Jeder Mensch hat – zum Glück - Ecken und Kanten und ist eine ganz eigene Persönlichkeit.
Was sind die Chancen und Risiken bei einem stärker oder schwächer ausgeprägten Stil?
Zum Überblick neun Hauptstile, welche die klinische Psychologie unterscheidet. Jeder Stil hat Stärken und Entwicklungsmöglichkeiten:
Wie entstehen unterschiedliche Persönlichkeitsstile?
Persönlichkeitsstile und - störungen können dazu führen, dass jeder Mensch ein ganz eigenes Muster wie eine getönte Brille mit sich bringt. Sie zeigt sich bei:
- Emotionen
- der kognitiven Wahrnehmung
- des Erlebens
- Verhaltens
Um wirklich als Muster gesehen zu werden, sollte dieses seit Kindheit und Jugend möglichst Situationsübergreifend stabil sein, also den ganzen Tag über, sowohl auf der Arbeit, in der Freizeit, in Beziehungen und allein.
Im Normalfall gibt es eine Flexibilität je nach Situation.
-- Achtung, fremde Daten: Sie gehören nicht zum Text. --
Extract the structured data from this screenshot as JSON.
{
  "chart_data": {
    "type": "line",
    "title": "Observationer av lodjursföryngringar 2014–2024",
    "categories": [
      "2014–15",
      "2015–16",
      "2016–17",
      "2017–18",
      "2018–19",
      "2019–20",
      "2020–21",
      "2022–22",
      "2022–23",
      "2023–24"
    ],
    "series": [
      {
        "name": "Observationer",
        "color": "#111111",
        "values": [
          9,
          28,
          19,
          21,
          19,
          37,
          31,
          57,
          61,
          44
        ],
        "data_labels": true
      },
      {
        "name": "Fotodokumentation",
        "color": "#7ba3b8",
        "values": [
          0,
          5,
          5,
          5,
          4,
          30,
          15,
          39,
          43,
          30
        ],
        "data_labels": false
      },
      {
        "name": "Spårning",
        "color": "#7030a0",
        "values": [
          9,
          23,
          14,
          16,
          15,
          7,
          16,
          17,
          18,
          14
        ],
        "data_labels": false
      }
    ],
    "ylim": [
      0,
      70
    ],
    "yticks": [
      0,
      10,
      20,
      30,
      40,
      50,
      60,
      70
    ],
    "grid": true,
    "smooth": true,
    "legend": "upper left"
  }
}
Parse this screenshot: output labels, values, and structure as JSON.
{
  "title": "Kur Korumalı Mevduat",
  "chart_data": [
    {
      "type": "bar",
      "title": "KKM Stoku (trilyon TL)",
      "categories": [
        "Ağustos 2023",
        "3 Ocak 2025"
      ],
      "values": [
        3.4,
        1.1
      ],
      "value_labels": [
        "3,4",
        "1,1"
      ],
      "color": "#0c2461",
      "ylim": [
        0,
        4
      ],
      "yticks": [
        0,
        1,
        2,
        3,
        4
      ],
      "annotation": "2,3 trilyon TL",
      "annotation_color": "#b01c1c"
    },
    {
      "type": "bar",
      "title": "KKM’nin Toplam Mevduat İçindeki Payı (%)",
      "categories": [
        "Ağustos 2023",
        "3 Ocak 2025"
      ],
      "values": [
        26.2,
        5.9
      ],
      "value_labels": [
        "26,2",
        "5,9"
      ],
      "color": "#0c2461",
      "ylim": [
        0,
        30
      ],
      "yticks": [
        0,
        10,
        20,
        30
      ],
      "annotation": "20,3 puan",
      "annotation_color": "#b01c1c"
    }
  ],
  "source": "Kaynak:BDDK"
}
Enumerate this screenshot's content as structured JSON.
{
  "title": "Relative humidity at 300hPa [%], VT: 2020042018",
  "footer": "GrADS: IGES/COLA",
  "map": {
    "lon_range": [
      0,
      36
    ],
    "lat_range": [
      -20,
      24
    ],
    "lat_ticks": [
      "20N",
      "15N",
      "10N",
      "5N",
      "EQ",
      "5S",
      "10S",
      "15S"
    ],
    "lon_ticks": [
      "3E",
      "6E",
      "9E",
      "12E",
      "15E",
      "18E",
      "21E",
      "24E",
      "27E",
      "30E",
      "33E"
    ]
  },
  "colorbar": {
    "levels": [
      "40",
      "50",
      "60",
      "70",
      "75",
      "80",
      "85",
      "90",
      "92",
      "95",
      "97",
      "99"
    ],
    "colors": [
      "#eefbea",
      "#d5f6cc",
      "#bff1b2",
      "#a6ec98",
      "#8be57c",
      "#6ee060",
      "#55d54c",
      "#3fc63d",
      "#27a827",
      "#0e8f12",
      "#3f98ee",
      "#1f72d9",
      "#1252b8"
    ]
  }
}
Es kann aber vorkommen, dass sich als Emotionales Coping Muster ein starres Muster entwickelt hat, das in der Kindheit oder Jugend wichtig war, um emotional zu überleben, aber im Erwachsenenalter oft sehr hohe Kosten mit sich bringen kann.
Wie sind Emotionale Muster aufgebaut?
Emotionale Coping Muster können nach Sulz folgende Struktur haben:
- Nur, wenn ich immer?. (etwas ganz viel tue)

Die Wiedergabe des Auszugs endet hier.